A few years ago, researchers from Harvard, Wharton, Kellogg, and the University of Arizona argued that goal setting was “overprescribed” and featured “powerful and predictable side effects” (pg. 6). While acknowledging past research demonstrates that “specific goals provide clear, unambiguous, and objective means for evaluating…performance” and thus “motivate performance far better than “do your best” exhortations” (pg. 7), the researchers found that this intensity of focus on goals can lead to tunnel vision and poor, often unethical decisions. Examples include Sears in the early 1990s, whose sales goals for its auto repair staff led to overcharging and unnecessary repairs. Revenue-based rather than profit-based goals at Enron helped lead to the company’s destruction. A challenging goal (a car “under 2,000 pounds and under $2,000”) coupled with a tight deadline at Ford in the late 1960s brought about the easily-combustible Pinto, many deaths and injuries, and expensive lawsuits.
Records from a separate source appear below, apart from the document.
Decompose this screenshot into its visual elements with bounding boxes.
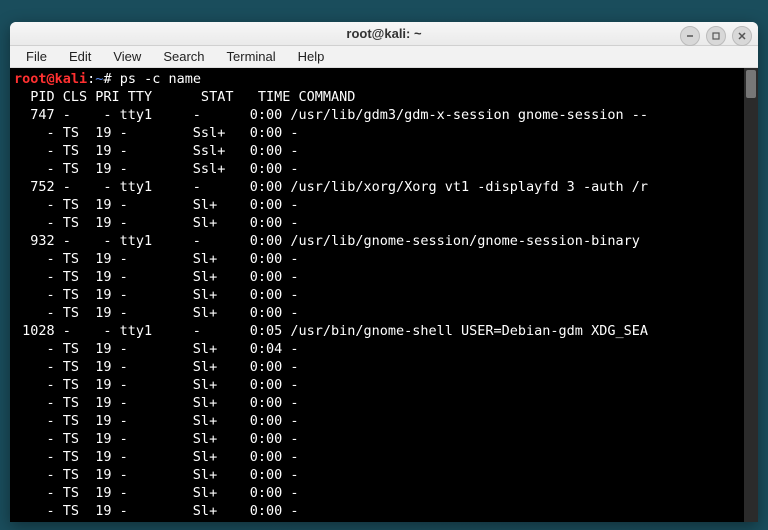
menubar: File Edit View Search Terminal Help <box>10 46 758 68</box>
titlebar[interactable]: root@kali: ~ <box>10 22 758 46</box>
maximize-button[interactable] <box>706 26 726 46</box>
menu-file[interactable]: File <box>16 46 57 67</box>
scrollbar[interactable] <box>744 68 758 522</box>
close-icon <box>737 31 747 41</box>
maximize-icon <box>711 31 721 41</box>
close-button[interactable] <box>732 26 752 46</box>
terminal-window: root@kali: ~ File Edit View Search Termi… <box>10 22 758 522</box>
terminal-area: root@kali:~# ps -c name PID CLS PRI TTY … <box>10 68 758 522</box>
window-controls <box>680 26 752 46</box>
terminal-output[interactable]: root@kali:~# ps -c name PID CLS PRI TTY … <box>10 68 744 522</box>
scroll-thumb[interactable] <box>746 70 756 98</box>
menu-view[interactable]: View <box>103 46 151 67</box>
menu-help[interactable]: Help <box>288 46 335 67</box>
menu-search[interactable]: Search <box>153 46 214 67</box>
minimize-icon <box>685 31 695 41</box>
menu-edit[interactable]: Edit <box>59 46 101 67</box>
minimize-button[interactable] <box>680 26 700 46</box>
menu-terminal[interactable]: Terminal <box>217 46 286 67</box>
window-title: root@kali: ~ <box>10 26 758 41</box>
These narrow goals crowded out not only ethical behavior, but the broader purpose of the goals themselves. Quality, in essence, is often sacrificed for the quantifiable. Short-term gains are pursued rather than long-term health and growth. Furthermore, such narrow goals create “a focus on ends rather than means…[The researchers] postulate that aggressive goal setting within an organization increases the likelihood of creating an organizational climate ripe for unethical behavior“ (pg. 10). Narrow goals decrease satisfaction, even with high-quality outcomes, which have negative effects on future behavior. They can also inhibit learning and experimentation with alternative methods, undermine cooperation, and harm intrinsic motivation.
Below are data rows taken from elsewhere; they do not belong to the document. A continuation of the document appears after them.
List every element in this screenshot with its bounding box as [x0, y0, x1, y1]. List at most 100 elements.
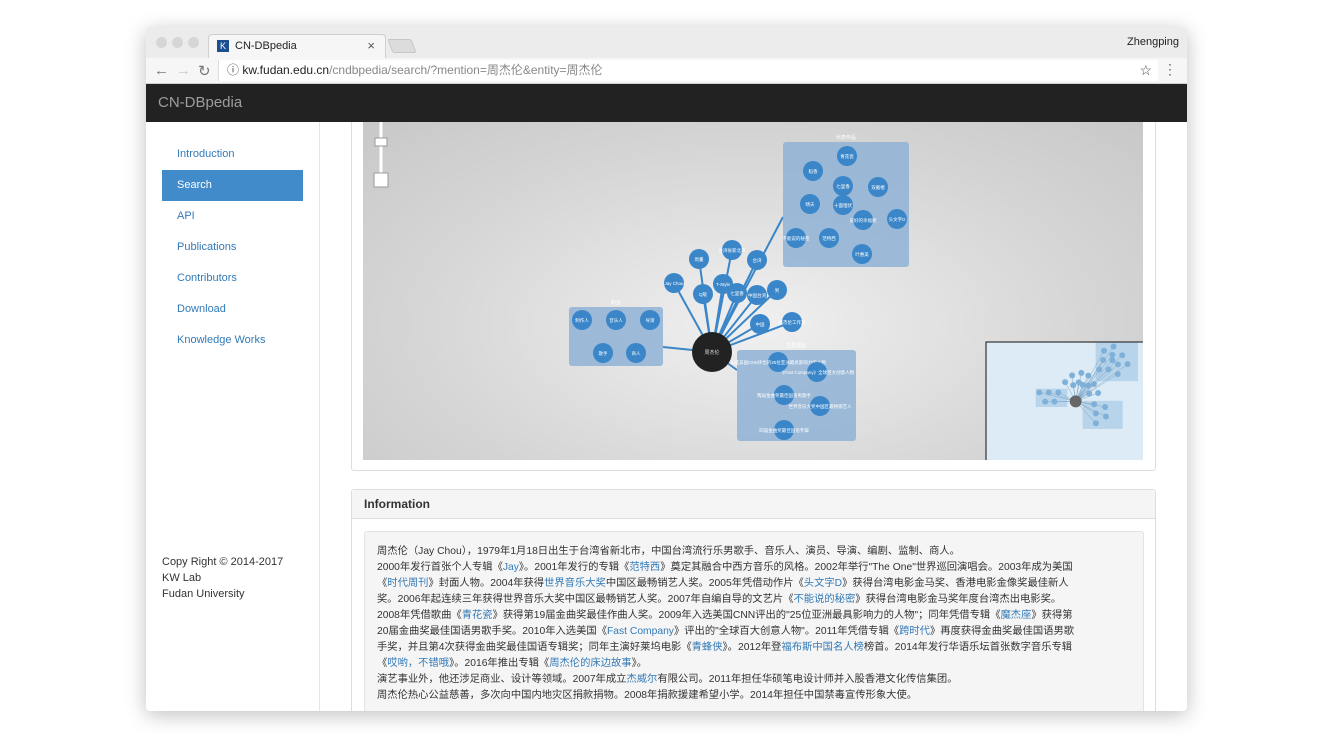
- graph-node[interactable]: 音乐人: [606, 310, 626, 330]
- graph-node[interactable]: 七里香: [727, 283, 747, 303]
- graph-node-label: 不能说的秘密: [783, 235, 810, 242]
- graph-node[interactable]: 稻香: [803, 161, 823, 181]
- info-text: 中国区最畅销艺人奖。2005年凭借动作片《: [605, 578, 804, 589]
- brand-link[interactable]: CN-DBpedia: [158, 94, 242, 111]
- graph-node-label: 台湾: [753, 257, 762, 264]
- graph-node[interactable]: 导演: [640, 310, 660, 330]
- copyright: Copy Right © 2014-2017 KW Lab Fudan Univ…: [162, 554, 283, 602]
- graph-node[interactable]: Q版: [693, 284, 713, 304]
- minimize-window-button[interactable]: [172, 37, 183, 48]
- profile-name[interactable]: Zhengping: [1127, 36, 1179, 48]
- entity-link[interactable]: 不能说的秘密: [794, 594, 856, 605]
- graph-node-label: 四届金曲奖最佳国语专辑: [759, 427, 809, 434]
- graph-node-label: 周董: [695, 256, 704, 263]
- minimap-node: [1124, 361, 1131, 368]
- entity-link[interactable]: Jay: [503, 562, 519, 573]
- graph-node[interactable]: 晴天: [800, 194, 820, 214]
- zoom-slider-handle[interactable]: [374, 137, 388, 147]
- entity-link[interactable]: 周杰伦的床边故事: [549, 658, 631, 669]
- url-path: /cndbpedia/search/?mention=周杰伦&entity=周杰…: [329, 63, 603, 77]
- close-window-button[interactable]: [156, 37, 167, 48]
- sidebar-item-introduction[interactable]: Introduction: [162, 139, 303, 170]
- minimap-node: [1109, 351, 1116, 358]
- info-text: 《: [377, 658, 388, 669]
- graph-group-label: 职业: [611, 299, 621, 306]
- graph-node-label: 《Fast Company》全球百大创意人物: [780, 369, 855, 376]
- graph-node[interactable]: 商人: [626, 343, 646, 363]
- minimap-node: [1105, 366, 1112, 373]
- graph-minimap[interactable]: [985, 341, 1143, 460]
- graph-node[interactable]: 头文字D: [887, 209, 907, 229]
- entity-link[interactable]: 跨时代: [899, 626, 930, 637]
- sidebar-item-search[interactable]: Search: [162, 170, 303, 201]
- graph-node-label: 稻香: [809, 168, 818, 175]
- information-title: Information: [352, 490, 1155, 519]
- sidebar-item-api[interactable]: API: [162, 201, 303, 232]
- graph-node[interactable]: 台湾: [747, 250, 767, 270]
- lab-name: KW Lab: [162, 572, 202, 584]
- minimap-node: [1045, 389, 1052, 396]
- graph-node[interactable]: 中国台湾: [747, 285, 767, 305]
- favicon-icon: K: [217, 40, 229, 52]
- minimap-node: [1102, 413, 1109, 420]
- entity-link[interactable]: 魔杰座: [1001, 610, 1032, 621]
- new-tab-button[interactable]: [387, 39, 417, 53]
- bookmark-star-icon[interactable]: ☆: [1139, 62, 1152, 79]
- graph-node[interactable]: 制作人: [572, 310, 592, 330]
- forward-icon[interactable]: →: [176, 62, 191, 79]
- graph-node[interactable]: 男: [767, 280, 787, 300]
- graph-node[interactable]: 中国: [750, 314, 770, 334]
- url-input[interactable]: ⓘ kw.fudan.edu.cn/cndbpedia/search/?ment…: [218, 60, 1158, 81]
- browser-tab[interactable]: K CN-DBpedia ×: [208, 34, 386, 58]
- back-icon[interactable]: ←: [154, 62, 169, 79]
- entity-link[interactable]: 青蜂侠: [692, 642, 723, 653]
- graph-node[interactable]: Jay Chou: [664, 273, 684, 293]
- info-text: 》封面人物。2004年获得: [428, 578, 545, 589]
- graph-node-label: 说好的幸福呢: [850, 217, 877, 224]
- graph-node[interactable]: 双截棍: [868, 177, 888, 197]
- minimap-node: [1091, 401, 1098, 408]
- knowledge-graph[interactable]: 职业 代表作品 主要成就 Jay Chou Q版 周董 台湾省新北市 台湾 T-Style 七里香…: [363, 122, 1143, 460]
- more-menu-icon[interactable]: ⋮: [1163, 61, 1177, 78]
- info-text: 演艺事业外，他还涉足商业、设计等领域。2007年成立: [377, 674, 627, 685]
- info-line: 《哎哟，不错哦》。2016年推出专辑《周杰伦的床边故事》。: [377, 656, 1131, 672]
- info-text: 有限公司。2011年担任华硕笔电设计师并入股香港文化传信集团。: [657, 674, 958, 685]
- close-tab-icon[interactable]: ×: [367, 38, 375, 53]
- graph-node-label: 青花瓷: [840, 153, 854, 160]
- graph-node[interactable]: 周董: [689, 249, 709, 269]
- graph-node[interactable]: 范特西: [819, 228, 839, 248]
- entity-link[interactable]: 世界音乐大奖: [544, 578, 606, 589]
- entity-link[interactable]: 范特西: [629, 562, 660, 573]
- entity-link[interactable]: 青花瓷: [462, 610, 493, 621]
- graph-node[interactable]: 歌手: [593, 343, 613, 363]
- information-panel: Information 周杰伦（Jay Chou），1979年1月18日出生于台…: [351, 489, 1156, 711]
- info-icon[interactable]: ⓘ: [227, 63, 242, 77]
- entity-link[interactable]: 福布斯中国名人榜: [781, 642, 863, 653]
- sidebar-item-publications[interactable]: Publications: [162, 232, 303, 263]
- entity-link[interactable]: 时代周刊: [387, 578, 428, 589]
- sidebar-item-download[interactable]: Download: [162, 294, 303, 325]
- zoom-reset-button[interactable]: [373, 172, 389, 188]
- graph-node[interactable]: 叶惠美: [852, 244, 872, 264]
- graph-node[interactable]: 台湾省新北市: [719, 240, 746, 260]
- graph-node[interactable]: 青花瓷: [837, 146, 857, 166]
- info-line: 手奖，并且第4次获得金曲奖最佳国语专辑奖；同年主演好莱坞电影《青蜂侠》。2012…: [377, 640, 1131, 656]
- zoom-window-button[interactable]: [188, 37, 199, 48]
- reload-icon[interactable]: ↻: [198, 62, 211, 80]
- entity-link[interactable]: 哎哟，不错哦: [387, 658, 449, 669]
- info-text: 《: [377, 578, 388, 589]
- entity-link[interactable]: Fast Company: [607, 626, 674, 637]
- graph-node-label: 中国: [756, 321, 765, 328]
- minimap-node: [1069, 372, 1076, 379]
- minimap-node: [1095, 390, 1102, 396]
- info-text: 》获得第: [1031, 610, 1073, 621]
- graph-node[interactable]: 十面埋伏: [833, 195, 853, 215]
- entity-link[interactable]: 头文字D: [804, 578, 842, 589]
- entity-link[interactable]: 杰威尔: [626, 674, 657, 685]
- graph-node[interactable]: 七里香: [833, 176, 853, 196]
- minimap-node: [1101, 347, 1107, 354]
- sidebar-item-knowledge-works[interactable]: Knowledge Works: [162, 325, 303, 356]
- graph-node[interactable]: 周杰伦工作室: [779, 312, 806, 332]
- sidebar-item-contributors[interactable]: Contributors: [162, 263, 303, 294]
- info-line: 奖。2006年起连续三年获得世界音乐大奖中国区最畅销艺人奖。2007年自编自导的…: [377, 592, 1131, 608]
Further research supports these findings, including an October 2017 paper. As reported over at Ethical Systems,
Goal setting is often a subject of discussion about behavioral ethics and internal programs. We’ve seen in recent cases such as at Wells Fargo and Volkswagen how cheating and lying become the norm when performance goals are not reasonably achievable. Recent evidence in a paper by Niki den Nieuwenboer, João da Cunha, and ES collaborator Linda Treviño shows the internal dynamics and processes that lead directly to cheating behaviors.
The researchers, one of which was embedded inside the company, observed managers and sales staff over 15 months at a large (10,000 employees) telecommunications company. The company had established goals for its desk sales teams designed to motivate productivity, including a target for sales as well as sales-related work, such as making cold calls to customers, and gathering information about potential customers, among other planning activities.
For the senior leaders at the company, these targets were part of a broader– and cost-lowering — strategy of shifting sales staff from the field towards desk jobs. The field staff cost the company $225 more per customer contact than the sales teams working at desks. The aim was thus to incentivize desk people to improve efficiency and reduce costs in the long-run.
However, because the desk sales team cheated the internal systems, the company didn’t actually gain the cost savings that it thought it had. The apparent success of the desk sales team (based on false information) led to upper management reducing the number of field staff sales numbers, which undermined an important sales channel at the firm.
The misconduct was uncovered inadvertently. Originally, one of the researchers was embedded inside the company to observe the implementation of a sales-related IT system. As he observed and interviewed employees about their use of the system, the scope of the research was soon expanded to include unethical behaviors. He observed that both middle managers and frontline sales staff were aware that the sales goals were unreachable, and that sometimes sales staff tried to push back on pressure from their managers. When sales targets didn’t budge, the managers got creative to solve their goals, devising strategies to induce the sales staff to cheat the internal systems. Manager pay was directly tied to whether their direct reports met performance goals hence the need to game the system to safeguard their income.
The managers took advantage of “structural vulnerabilities” in the system. For example, they changed rules such as expanding the definition of “sales calls” so that more types of calls counted towards that goal – case in point, they counted internal calls and emails as “external” sales calls. Some also just logged fictitious information for calls that never occurred. Other manipulations involved devising IT and administrative schemes that allowed the desk sales teams to take credit for work done by the field sales teams. Additionally, to satisfy the requirement that sales plans be developed for customers, some simply were told to copy and paste plans across various customers, because they knew that very few of them would actually be verified.
Manipulating strategies to meet targets became the norm at the organization. While employees in the unit were aware of these practices, the managers worked to ensure that word of the deceptive practices didn’t get out to senior leaders or to other units.
To tweak the Keynes/Hayek rap battle a tad, quotas are a means, not the ends in themselves.